La Trobe Uni starts Windows 7 move

La Trobe University has begun upgrading its staff desktops and student computer labs from Windows XP to Windows 7.
Written by Josh Mehlman, Contributor on

La Trobe University has begun upgrading its staff desktops and student computer labs from Windows XP to Windows 7.

The Melbourne-based university hopes the new operating system and associated technologies will help simplify IT management processes, gain economies of scale, make support easier, reduce overall energy consumption and limit student opportunities to gain unauthorised access to systems.

"We've used this as an opportunity to completely change the way we deploy desktops," said David Hird, the university's chief technology officer.

The university already has 250 desktops running the new operating system, out of a total fleet of 6500 — roughly half for staff use and the rest in computer labs.

Having taken over responsibility for computing resources from IT offices in individual faculties, Hird now hopes to use Microsoft's management tools and a standard operating environment across the university.

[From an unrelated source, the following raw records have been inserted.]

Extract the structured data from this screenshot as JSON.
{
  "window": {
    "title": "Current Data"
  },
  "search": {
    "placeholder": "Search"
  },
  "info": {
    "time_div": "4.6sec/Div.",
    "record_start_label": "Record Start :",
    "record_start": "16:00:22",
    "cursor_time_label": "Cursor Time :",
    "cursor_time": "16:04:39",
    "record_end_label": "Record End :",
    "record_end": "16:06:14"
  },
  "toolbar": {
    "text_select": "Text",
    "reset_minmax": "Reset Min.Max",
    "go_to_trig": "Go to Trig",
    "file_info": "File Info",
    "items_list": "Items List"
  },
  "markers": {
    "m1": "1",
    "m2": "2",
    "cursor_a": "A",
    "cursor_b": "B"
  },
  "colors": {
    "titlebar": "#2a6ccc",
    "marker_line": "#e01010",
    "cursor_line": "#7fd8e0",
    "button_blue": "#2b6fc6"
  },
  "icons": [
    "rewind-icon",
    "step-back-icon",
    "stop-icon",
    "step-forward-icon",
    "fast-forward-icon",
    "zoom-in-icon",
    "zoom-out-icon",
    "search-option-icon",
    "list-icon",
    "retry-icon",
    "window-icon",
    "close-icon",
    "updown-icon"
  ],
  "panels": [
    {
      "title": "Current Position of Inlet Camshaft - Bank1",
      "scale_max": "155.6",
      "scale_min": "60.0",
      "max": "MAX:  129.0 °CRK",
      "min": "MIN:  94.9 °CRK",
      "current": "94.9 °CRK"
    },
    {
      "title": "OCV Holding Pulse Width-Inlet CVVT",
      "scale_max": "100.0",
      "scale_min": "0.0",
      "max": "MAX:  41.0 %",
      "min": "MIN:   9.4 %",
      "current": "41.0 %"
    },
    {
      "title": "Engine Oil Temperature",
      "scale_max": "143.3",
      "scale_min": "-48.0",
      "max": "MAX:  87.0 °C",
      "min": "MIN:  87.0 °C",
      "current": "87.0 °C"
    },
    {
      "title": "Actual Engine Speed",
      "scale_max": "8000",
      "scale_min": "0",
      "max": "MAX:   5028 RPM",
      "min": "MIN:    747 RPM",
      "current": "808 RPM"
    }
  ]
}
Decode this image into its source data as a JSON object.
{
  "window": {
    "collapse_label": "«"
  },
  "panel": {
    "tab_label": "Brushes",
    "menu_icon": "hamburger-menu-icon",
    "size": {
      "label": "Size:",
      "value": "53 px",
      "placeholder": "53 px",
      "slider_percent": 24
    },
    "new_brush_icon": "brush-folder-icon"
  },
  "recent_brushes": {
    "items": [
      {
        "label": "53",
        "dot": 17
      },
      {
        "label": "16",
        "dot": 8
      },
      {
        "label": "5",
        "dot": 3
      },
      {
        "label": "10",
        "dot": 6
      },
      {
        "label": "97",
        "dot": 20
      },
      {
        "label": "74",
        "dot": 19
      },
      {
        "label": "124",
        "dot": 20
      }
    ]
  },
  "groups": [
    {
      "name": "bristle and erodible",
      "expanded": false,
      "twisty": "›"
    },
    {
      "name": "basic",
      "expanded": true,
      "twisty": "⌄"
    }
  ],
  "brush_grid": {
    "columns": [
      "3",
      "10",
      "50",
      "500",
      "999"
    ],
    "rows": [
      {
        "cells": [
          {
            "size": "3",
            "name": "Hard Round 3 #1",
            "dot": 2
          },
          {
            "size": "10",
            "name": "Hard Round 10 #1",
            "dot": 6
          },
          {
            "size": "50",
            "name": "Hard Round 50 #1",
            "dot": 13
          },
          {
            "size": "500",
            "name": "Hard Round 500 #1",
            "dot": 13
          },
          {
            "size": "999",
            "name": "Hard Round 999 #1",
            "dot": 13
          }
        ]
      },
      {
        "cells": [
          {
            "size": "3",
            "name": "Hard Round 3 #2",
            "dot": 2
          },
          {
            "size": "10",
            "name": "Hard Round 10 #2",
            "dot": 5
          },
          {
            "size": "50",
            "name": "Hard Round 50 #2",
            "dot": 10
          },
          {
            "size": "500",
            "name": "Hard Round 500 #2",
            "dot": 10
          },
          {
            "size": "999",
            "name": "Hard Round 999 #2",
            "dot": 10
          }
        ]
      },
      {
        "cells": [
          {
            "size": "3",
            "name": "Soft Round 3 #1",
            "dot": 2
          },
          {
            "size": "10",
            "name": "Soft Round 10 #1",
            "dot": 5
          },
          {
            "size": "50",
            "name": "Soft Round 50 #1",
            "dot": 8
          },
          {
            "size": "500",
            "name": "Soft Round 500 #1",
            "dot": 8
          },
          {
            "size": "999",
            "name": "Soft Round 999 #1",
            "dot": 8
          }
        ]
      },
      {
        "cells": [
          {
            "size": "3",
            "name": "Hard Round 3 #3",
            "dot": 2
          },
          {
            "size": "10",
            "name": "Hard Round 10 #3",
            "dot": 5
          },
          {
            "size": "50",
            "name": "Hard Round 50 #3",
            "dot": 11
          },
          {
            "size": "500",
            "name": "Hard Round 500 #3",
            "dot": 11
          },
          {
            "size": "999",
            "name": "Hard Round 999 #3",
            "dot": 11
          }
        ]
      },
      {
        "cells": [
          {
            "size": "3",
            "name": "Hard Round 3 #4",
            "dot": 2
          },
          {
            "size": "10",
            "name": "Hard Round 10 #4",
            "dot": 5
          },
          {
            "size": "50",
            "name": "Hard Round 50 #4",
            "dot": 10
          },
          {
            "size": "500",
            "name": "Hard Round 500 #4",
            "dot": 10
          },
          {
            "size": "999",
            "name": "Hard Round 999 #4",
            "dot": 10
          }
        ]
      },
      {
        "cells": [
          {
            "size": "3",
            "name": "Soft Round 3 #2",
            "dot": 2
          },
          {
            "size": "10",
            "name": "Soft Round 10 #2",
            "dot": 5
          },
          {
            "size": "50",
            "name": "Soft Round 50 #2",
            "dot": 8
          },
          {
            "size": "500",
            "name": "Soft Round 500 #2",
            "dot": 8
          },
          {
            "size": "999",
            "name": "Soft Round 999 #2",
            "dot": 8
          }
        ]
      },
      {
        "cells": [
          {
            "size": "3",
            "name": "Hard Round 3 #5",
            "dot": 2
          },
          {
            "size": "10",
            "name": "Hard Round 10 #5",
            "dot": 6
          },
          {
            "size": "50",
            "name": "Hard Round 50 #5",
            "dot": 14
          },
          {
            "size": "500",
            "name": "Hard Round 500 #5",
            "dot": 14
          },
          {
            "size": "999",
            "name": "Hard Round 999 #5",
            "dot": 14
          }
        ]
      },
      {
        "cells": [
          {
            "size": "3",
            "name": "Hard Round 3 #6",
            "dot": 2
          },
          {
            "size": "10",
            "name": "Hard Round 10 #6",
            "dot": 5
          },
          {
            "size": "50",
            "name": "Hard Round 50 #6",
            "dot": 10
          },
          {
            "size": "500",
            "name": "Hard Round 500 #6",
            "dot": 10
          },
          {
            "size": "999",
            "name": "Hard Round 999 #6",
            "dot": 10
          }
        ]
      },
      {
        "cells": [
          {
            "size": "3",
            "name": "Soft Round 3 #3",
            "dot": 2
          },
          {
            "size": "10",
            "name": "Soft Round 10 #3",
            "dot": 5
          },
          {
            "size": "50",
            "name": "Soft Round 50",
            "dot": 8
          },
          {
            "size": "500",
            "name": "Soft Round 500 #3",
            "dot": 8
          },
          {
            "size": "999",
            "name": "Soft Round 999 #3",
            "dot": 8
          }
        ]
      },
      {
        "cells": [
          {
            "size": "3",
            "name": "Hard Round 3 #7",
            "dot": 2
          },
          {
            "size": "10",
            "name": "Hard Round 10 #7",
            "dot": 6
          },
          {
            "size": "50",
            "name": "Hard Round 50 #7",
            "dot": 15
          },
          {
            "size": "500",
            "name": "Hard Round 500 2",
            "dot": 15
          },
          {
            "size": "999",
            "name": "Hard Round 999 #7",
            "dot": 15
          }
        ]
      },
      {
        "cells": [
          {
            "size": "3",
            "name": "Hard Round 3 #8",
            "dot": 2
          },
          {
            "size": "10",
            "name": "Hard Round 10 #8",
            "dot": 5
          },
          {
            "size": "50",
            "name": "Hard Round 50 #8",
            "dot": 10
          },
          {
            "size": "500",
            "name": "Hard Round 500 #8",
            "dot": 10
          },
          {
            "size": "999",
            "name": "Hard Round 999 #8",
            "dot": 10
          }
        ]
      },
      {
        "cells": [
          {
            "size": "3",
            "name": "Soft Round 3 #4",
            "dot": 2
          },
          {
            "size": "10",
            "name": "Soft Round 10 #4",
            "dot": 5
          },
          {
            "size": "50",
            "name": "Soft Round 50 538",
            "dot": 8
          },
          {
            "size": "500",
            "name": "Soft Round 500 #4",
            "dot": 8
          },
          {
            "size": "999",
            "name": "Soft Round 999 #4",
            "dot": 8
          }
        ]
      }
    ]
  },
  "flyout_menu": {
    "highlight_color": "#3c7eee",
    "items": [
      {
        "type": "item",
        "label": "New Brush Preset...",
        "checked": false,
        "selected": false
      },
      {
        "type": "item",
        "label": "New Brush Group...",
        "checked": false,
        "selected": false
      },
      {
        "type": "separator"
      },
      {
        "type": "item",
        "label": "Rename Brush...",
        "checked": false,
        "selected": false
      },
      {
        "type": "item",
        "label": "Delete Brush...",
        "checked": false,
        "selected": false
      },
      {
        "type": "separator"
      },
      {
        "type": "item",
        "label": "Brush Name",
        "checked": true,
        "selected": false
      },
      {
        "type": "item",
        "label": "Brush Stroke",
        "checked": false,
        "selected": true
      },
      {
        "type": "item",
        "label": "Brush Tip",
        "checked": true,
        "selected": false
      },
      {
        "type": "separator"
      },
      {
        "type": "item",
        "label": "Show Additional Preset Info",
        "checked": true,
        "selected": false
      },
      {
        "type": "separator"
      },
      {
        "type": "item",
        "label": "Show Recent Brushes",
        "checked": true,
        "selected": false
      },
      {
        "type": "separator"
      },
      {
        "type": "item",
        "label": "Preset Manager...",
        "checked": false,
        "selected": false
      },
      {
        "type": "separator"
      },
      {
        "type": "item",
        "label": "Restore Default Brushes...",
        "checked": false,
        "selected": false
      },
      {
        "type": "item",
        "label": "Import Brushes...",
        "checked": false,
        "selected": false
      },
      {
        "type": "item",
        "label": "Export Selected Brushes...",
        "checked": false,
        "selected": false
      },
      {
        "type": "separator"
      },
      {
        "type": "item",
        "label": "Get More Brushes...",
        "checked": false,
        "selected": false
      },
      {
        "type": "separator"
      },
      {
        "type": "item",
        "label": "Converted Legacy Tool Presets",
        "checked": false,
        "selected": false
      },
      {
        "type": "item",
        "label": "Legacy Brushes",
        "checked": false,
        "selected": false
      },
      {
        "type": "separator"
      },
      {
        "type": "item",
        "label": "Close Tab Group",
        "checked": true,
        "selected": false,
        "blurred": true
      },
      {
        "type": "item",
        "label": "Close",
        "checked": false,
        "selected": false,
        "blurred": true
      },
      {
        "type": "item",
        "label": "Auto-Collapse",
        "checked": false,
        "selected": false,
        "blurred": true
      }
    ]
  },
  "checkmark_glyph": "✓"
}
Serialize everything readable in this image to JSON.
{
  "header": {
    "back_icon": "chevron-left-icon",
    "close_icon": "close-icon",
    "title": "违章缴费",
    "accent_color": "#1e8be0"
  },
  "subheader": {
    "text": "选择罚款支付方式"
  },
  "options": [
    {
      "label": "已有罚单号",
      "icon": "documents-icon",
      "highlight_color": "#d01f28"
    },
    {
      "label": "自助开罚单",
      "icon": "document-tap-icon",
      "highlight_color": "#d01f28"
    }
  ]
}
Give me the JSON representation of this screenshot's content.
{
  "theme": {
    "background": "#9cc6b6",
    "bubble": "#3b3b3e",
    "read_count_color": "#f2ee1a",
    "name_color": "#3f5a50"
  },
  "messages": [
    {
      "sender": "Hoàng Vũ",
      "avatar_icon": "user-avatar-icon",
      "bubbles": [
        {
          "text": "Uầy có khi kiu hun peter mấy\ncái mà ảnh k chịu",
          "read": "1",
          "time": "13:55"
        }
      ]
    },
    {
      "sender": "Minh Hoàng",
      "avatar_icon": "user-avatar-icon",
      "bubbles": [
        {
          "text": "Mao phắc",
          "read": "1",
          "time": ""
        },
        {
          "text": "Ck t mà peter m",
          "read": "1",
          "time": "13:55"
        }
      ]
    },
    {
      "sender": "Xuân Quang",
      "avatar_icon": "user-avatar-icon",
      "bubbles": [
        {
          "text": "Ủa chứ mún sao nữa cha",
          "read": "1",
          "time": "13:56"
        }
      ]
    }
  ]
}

"We're going to be using System Center Configuration Manager 2007 for deploying the desktops and applications," he said.

"We'll be using Active Directory with Group Policies to manage those machines better than we can with Windows XP. All of the settings will be standardised across the university, instead of each area doing its own thing. This will make support much easier.

"We can also get rid of log-on scripts. We'll be using Group Policy Preferences to assign shared drives and printers. There's a lot less programming involved."

Hird also expects Group Policies will help reduce IT equipment energy consumption.

"We can set screen time-outs and shut-down times, there's a lot more control over that," he said. "We take green IT very, very seriously, so we're trying to do as much as we can in that area."

Security is another big concern for the university, as students have been known to use computer labs as a base for hacking into university systems or computers outside the network.

"The AppLocker facility ensures students can't run any applications that we don't specifically allow," said Hird. "We can lock down those boxes a lot better than we have in the past. If students can only run officially approved applications, that will also make management easier and reduce our network traffic."

Hird has found "surprisingly few" compatibility issues.

"A few older peripherals have caused problems, mostly ancient printers and scanners that people like to hang off their machines, but they probably shouldn't be using those," he said. "We've been pleasantly surprised by how few problems we've had."

La Trobe should have around 700 machines running Windows 7 by the start of the academic year, according to Julia McKenzie, head of service delivery.

The university will then roll out all new PCs with a Windows 7 standard operating environment. It expects to have the majority of systems running the new operating system within two years.

"We also tend to upgrade them when users ask and a lot of people have been asking for it," said Hird.